$X$ compact, $C(X)$ equipped with inner product, evaluation maps continuous, prove $X$ is finite

Question

I'm working on the following problem from Conway V.4.

Let $X$ be compact and supppose there is a norm on $C(X)$ that is given by an inner product making $C(X)$ into a Hilbert space such that for every $x \in X$ the functional $\Lambda_x : f\mapsto f(x)$ is continuous with respect to the Hilbert space norm. Show $X$ is finite.

Idea on approach: I think we need to assume $X$ is infinite and come to some sort of contradiction.

Facts noted:

• $\text{ball}{(C(X))}$ is weakly compact.

• $X^* \subset C(X)$, $X^*$ is definitely a subspace, and if it is closed under the norm induced by the inner product we have $X^*$ is Hilbert and hence reflexive. (Since I am not sure of the closedness of $X^*$ under the norm, I am not sure if this could be useful.)

• The hypothesis is allowing us to extend the notion of a weak-$*$ topology on $X^*$ to $C(X)$.

• The continuity of the $\Lambda_x$'s and Riesz Rep theorem imply that there is a $g \in C(X)$ such that $\Lambda_x(f) = \langle f,g \rangle = |f(x)| \leq M \langle f,f\rangle^{1/2}$.

I'm not entirely sure how to put these pieces together. I was hoping to take a $X \supset \{x_n\}$ with $x_n \to x$, and by weak compactness we have for any sequence $\{f_j\} \subset \text{ball}(C(X))$ there is a subsequence such that $f_{j_k}$ converges weakly to some $f \in \text{ball}(C(X))$, which by our hypotheses implies that $f_{j_k}(x_n) \to f(x_n)$ as $k \to\infty$. We also know that $f_{j_k}(x_n) \to f_{j_k}(x)$ as $n\to \infty$. But there is nothing contradictory I can see coming from this observation. Any hints would be appreciated. Thanks.

Edit: Also not entirely sure how $X$ compact fits in exactly, as I don't think I've taken much advantage of that fact in my observations except for claiming there is a convergent sequence.

Answer 1

Hint: Use the uniform boundedness principle to show that the Hilbert space norm on $C(X)$ must be equivalent to the sup norm. There are probably many approaches you can take after that, but one approach is that it would suffice to show that $C(X)$ (with the sup norm) is not reflexive if $X$ is infinite.

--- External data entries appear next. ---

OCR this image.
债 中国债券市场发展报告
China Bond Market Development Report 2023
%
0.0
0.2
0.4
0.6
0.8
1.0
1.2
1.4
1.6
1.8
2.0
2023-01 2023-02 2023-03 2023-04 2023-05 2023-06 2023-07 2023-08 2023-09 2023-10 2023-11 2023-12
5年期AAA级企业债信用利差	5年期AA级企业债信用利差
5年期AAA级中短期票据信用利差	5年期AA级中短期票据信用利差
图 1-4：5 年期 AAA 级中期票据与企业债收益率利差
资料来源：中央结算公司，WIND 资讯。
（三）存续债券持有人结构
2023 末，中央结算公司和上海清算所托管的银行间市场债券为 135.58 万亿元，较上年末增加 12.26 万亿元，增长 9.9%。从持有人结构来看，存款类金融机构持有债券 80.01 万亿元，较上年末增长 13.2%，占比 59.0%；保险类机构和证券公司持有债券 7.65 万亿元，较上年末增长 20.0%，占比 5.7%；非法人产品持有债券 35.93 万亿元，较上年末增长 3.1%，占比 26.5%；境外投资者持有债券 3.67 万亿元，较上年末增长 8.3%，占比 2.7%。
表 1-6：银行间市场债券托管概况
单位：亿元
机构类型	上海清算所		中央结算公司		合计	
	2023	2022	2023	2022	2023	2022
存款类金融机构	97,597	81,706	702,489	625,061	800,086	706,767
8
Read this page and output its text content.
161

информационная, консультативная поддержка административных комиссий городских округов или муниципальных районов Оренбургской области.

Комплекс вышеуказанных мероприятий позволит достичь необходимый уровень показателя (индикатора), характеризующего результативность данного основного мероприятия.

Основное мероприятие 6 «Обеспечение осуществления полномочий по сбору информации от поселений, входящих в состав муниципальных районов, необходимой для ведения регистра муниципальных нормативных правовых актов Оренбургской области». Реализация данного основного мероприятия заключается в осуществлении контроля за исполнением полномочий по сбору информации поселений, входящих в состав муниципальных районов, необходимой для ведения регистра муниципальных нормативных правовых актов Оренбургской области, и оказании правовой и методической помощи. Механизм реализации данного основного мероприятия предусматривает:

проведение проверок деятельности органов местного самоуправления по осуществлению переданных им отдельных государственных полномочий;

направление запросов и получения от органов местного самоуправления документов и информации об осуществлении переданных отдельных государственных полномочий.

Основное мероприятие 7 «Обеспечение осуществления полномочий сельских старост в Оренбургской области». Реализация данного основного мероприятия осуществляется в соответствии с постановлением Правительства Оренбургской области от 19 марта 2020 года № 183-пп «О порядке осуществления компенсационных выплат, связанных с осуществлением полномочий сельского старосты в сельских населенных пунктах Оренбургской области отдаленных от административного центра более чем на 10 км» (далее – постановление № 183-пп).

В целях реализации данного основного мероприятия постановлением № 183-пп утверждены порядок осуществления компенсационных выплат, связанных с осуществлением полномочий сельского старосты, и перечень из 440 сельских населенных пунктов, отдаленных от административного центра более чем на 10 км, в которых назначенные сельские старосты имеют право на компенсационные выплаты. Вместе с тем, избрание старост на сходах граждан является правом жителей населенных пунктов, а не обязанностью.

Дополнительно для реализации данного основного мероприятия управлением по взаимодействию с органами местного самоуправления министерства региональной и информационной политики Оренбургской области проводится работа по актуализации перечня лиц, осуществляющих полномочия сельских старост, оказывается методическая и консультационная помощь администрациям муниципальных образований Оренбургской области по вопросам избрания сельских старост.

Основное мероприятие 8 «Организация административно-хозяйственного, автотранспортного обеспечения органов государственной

A full solution is hidden below.

The functionals $\Lambda_x$ are pointwise bounded (since every $f\in C(X)$ is a bounded function), and therefore must be uniformly bounded. This means exactly that the identity map $C(X)\to C(X)$ is bounded where the domain has our Hilbert space norm and the codomain has the sup norm. By the open mapping theorem, this implies the Hilbert space norm is equivalent to the sup norm on $C(X)$.

Since any Hilbert space is reflexive, this means $C(X)$ is reflexive in the sup norm. By the Riesz-Markov theorem, the dual of $C(X)$ is the space $M(X)$ of regular complex Borel measures on $X$, acting on $C(X)$ by integration. If $X$ is infinite, there exists a non-isolated point $x\in X$, and then the functional $\mu\mapsto\mu(\{x\})$ is a bounded functional on $M(X)$ which is not given by integration of any continuous function on $X$. So in that case $C(X)$ is not reflexive, and so $X$ must be finite.